Evaluating the Retrained Statistical Model
Initial Accuracy Quick Test
When the statistical training is complete, the system will evaluate the resulting model against a standard data set and report F-scores. These numbers are part of the output generated by train-model
and measure the accuracy of the freshly retrained model on the original evaluation input from BasisTech. They are a useful quick test to ensure that the models are functioning properly. If you encounter dramatically low or unexpectedly high F-scores, it could be a sign that something went wrong in the training process.
Since the model has been adapted to your target domain, these F-scores are not a valid reflection of the actual accuracy of the new model’s performance. It is expected that the scores may be moderately lower because the retrained model is no longer adapted for news documents.
Measuring Accuracy on Your Data
To perform a methodical evaluation of the performance of the default or customized models on your dataset, you must first annotate a corpus of text from your domain. Do not reuse documents that were already used for training.
Instructions
-
Annotate data.
For evaluating the performance of REX, we recommend that you annotate a corpus with a minimum of 30,000 tokens.

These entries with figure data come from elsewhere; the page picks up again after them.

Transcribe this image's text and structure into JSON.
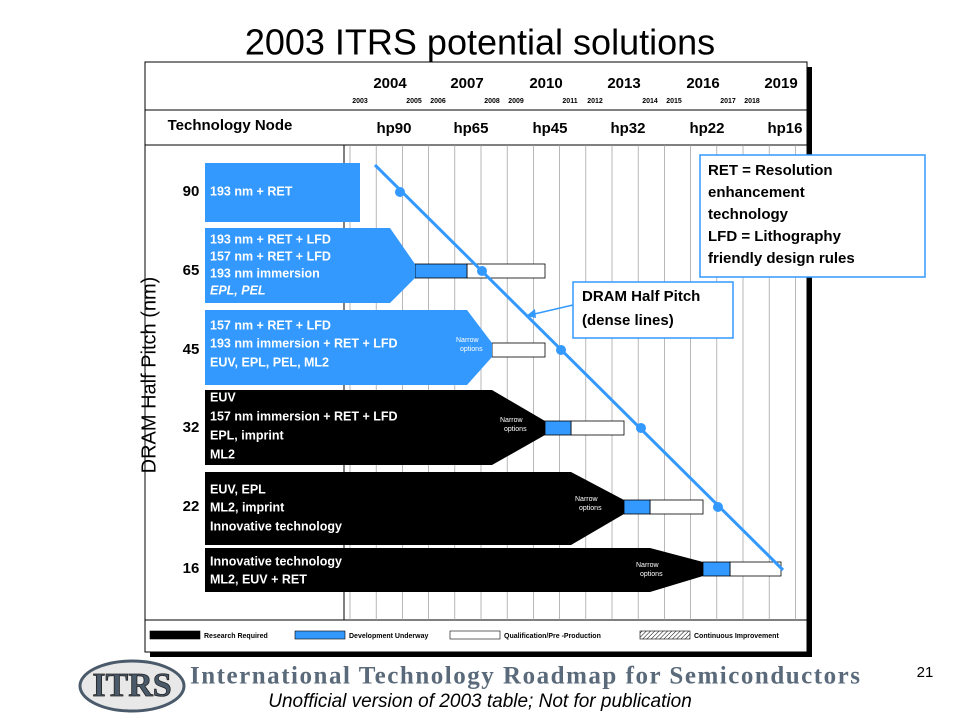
{
  "title": "2003 ITRS potential solutions",
  "header": {
    "major_years": [
      "2004",
      "2007",
      "2010",
      "2013",
      "2016",
      "2019"
    ],
    "minor_years": [
      "2003",
      "2005",
      "2006",
      "2008",
      "2009",
      "2011",
      "2012",
      "2014",
      "2015",
      "2017",
      "2018"
    ],
    "node_label": "Technology Node",
    "nodes": [
      "hp90",
      "hp65",
      "hp45",
      "hp32",
      "hp22",
      "hp16"
    ]
  },
  "y_axis_label": "DRAM Half Pitch (nm)",
  "half_pitches": [
    "90",
    "65",
    "45",
    "32",
    "22",
    "16"
  ],
  "bands": [
    {
      "lines": [
        "193 nm + RET"
      ]
    },
    {
      "lines": [
        "193 nm + RET + LFD",
        "157 nm + RET + LFD",
        "193 nm immersion",
        "EPL, PEL"
      ]
    },
    {
      "lines": [
        "157 nm + RET + LFD",
        "193 nm immersion  + RET + LFD",
        "EUV, EPL, PEL, ML2"
      ],
      "narrow": [
        "Narrow",
        "options"
      ]
    },
    {
      "lines": [
        "EUV",
        "157 nm immersion  + RET + LFD",
        "EPL, imprint",
        "ML2"
      ],
      "narrow": [
        "Narrow",
        "options"
      ]
    },
    {
      "lines": [
        "EUV, EPL",
        "ML2, imprint",
        "Innovative technology"
      ],
      "narrow": [
        "Narrow",
        "options"
      ]
    },
    {
      "lines": [
        "Innovative technology",
        "ML2, EUV + RET"
      ],
      "narrow": [
        "Narrow",
        "options"
      ]
    }
  ],
  "callouts": {
    "definitions": [
      "RET = Resolution",
      "enhancement",
      "technology",
      "LFD = Lithography",
      "friendly design rules"
    ],
    "dram_line": [
      "DRAM Half Pitch",
      "(dense lines)"
    ]
  },
  "legend": [
    "Research  Required",
    "Development  Underway",
    "Qualification/Pre  -Production",
    "Continuous Improvement"
  ],
  "footer": {
    "logo": "ITRS",
    "banner": "International Technology Roadmap for Semiconductors",
    "page_number": "21",
    "disclaimer": "Unofficial version of 2003 table; Not for publication"
  }
}
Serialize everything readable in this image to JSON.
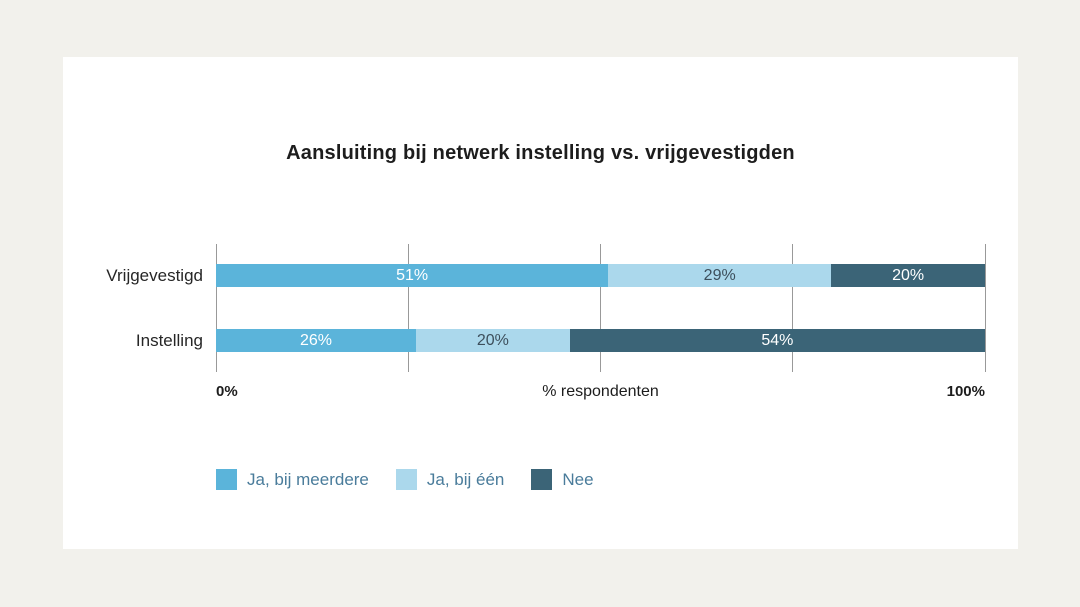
{
  "page": {
    "background_color": "#f2f1ec",
    "card_background_color": "#ffffff"
  },
  "chart": {
    "x_axis": {
      "min_label": "0%",
      "label": "% respondenten",
      "max_label": "100%"
    }
  },
  "chart_data": {
    "type": "bar",
    "orientation": "horizontal",
    "stacked": true,
    "title": "Aansluiting bij netwerk instelling vs. vrijgevestigden",
    "xlabel": "% respondenten",
    "categories": [
      "Vrijgevestigd",
      "Instelling"
    ],
    "series": [
      {
        "name": "Ja, bij meerdere",
        "values": [
          51,
          26
        ],
        "color": "#5bb4da",
        "label_color": "#ffffff"
      },
      {
        "name": "Ja, bij één",
        "values": [
          29,
          20
        ],
        "color": "#abd8ec",
        "label_color": "#3d4f5c"
      },
      {
        "name": "Nee",
        "values": [
          20,
          54
        ],
        "color": "#3b6477",
        "label_color": "#ffffff"
      }
    ],
    "xlim": [
      0,
      100
    ],
    "gridlines": [
      0,
      25,
      50,
      75,
      100
    ],
    "gridline_color": "#999999",
    "value_suffix": "%",
    "legend_position": "bottom",
    "legend_text_color": "#4a7c9b",
    "grid": true
  }
}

A larger corpus will produce more statistically significant F-scores.
-
Replace the files in /asset/corpora/<lang>/news/eval
with the new ADM files.
-
If you haven’t done so already, make sure the Field Training Docker container is ready for use.
-
From your Docker console, evaluate the models on your domain:
evaluate <lang>
As in train-model
, you can use a specific set of entity types with -T <entity types>
. The -v
flag will produce verbose output, which is especially useful when using custom entity types
-
The Docker console will report the F-scores, precision, and recall.